I've been following the WikiLeaks story with some interest. The hysteria surrounding the cable leaks is downright un-American.
The most disturbing thing is what looks to be a coordinated campaign to deny WikiLeaks access to American Internet companies. Amazon dropped them. PayPal dropped them. EveryDNS dropped them. Tableau dropped them. All of these companies have the right to choose whom they do business with. But freedom of the press requires a press. It's particularly troubling to think that government pressure is behind the shutdowns.
Also disturbing is Interpol chasing Assange over a minor Swedish criminal charge. I don't want to dismiss the rights of the accusers in Sweden, but the timing and publicity make it obvious the international warrant has more to do with revenge than sexual impropriety. Now the story is "WikiLeaks = Rapist", a smear which discredits the cable releases without addressing their content.

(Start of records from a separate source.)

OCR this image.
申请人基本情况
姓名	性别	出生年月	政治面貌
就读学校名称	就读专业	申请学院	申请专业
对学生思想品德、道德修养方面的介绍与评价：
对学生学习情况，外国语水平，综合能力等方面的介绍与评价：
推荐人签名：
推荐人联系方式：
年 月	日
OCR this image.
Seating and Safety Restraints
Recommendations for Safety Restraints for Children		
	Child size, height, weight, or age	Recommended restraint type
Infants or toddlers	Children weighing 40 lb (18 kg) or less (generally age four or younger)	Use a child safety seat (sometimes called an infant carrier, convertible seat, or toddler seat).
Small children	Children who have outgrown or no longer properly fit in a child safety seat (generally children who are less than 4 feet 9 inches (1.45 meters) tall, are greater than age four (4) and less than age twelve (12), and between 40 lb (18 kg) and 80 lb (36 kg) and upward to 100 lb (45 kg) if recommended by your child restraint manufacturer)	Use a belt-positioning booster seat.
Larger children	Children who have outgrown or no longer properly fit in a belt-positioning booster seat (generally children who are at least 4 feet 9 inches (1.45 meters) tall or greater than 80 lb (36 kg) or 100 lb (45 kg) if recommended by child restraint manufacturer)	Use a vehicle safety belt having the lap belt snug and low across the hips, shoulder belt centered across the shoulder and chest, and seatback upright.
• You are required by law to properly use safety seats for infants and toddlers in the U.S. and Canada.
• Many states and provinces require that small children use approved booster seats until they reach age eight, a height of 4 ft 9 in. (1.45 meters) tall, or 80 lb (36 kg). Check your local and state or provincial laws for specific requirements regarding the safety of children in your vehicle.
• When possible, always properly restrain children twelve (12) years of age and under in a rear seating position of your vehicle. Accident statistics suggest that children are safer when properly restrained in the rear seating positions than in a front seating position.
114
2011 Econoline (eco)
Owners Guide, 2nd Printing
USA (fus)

And then you get the crazy shit. A sustained DDoS attack against the WikiLeaks site which does nothing to stop the cable release but does make it harder for the organization to explain what they're doing. And a herd of nutjobs saying Assange should be assassinated. The air is poisoned.
What makes the response seem like hysteria is the actual cable leak doesn't seem that big a deal. WikiLeaks is being responsible about redaction. The source material, while private, was hardly ever kept that secure. The cables were stored globally on SIPRNet where thousands to millions of people had access. Anything shared with thousands of people is not, practically speaking, secret. And the information coming out so far has proven to hardly be blockbuster. It has been interesting, though, and embarassing.
Clearly the cable leak is against the US government's interests and of course the government is going to respond. But the response is looking a little crazy and disproportionate, not to mention ineffective. In the meantime news organizations every day are turning the material into fascinating stories about the inner workings of US relations with North Korea, China, Italy, Russia, Afghanistan. In the end the disclosure may well create more value than harm caused.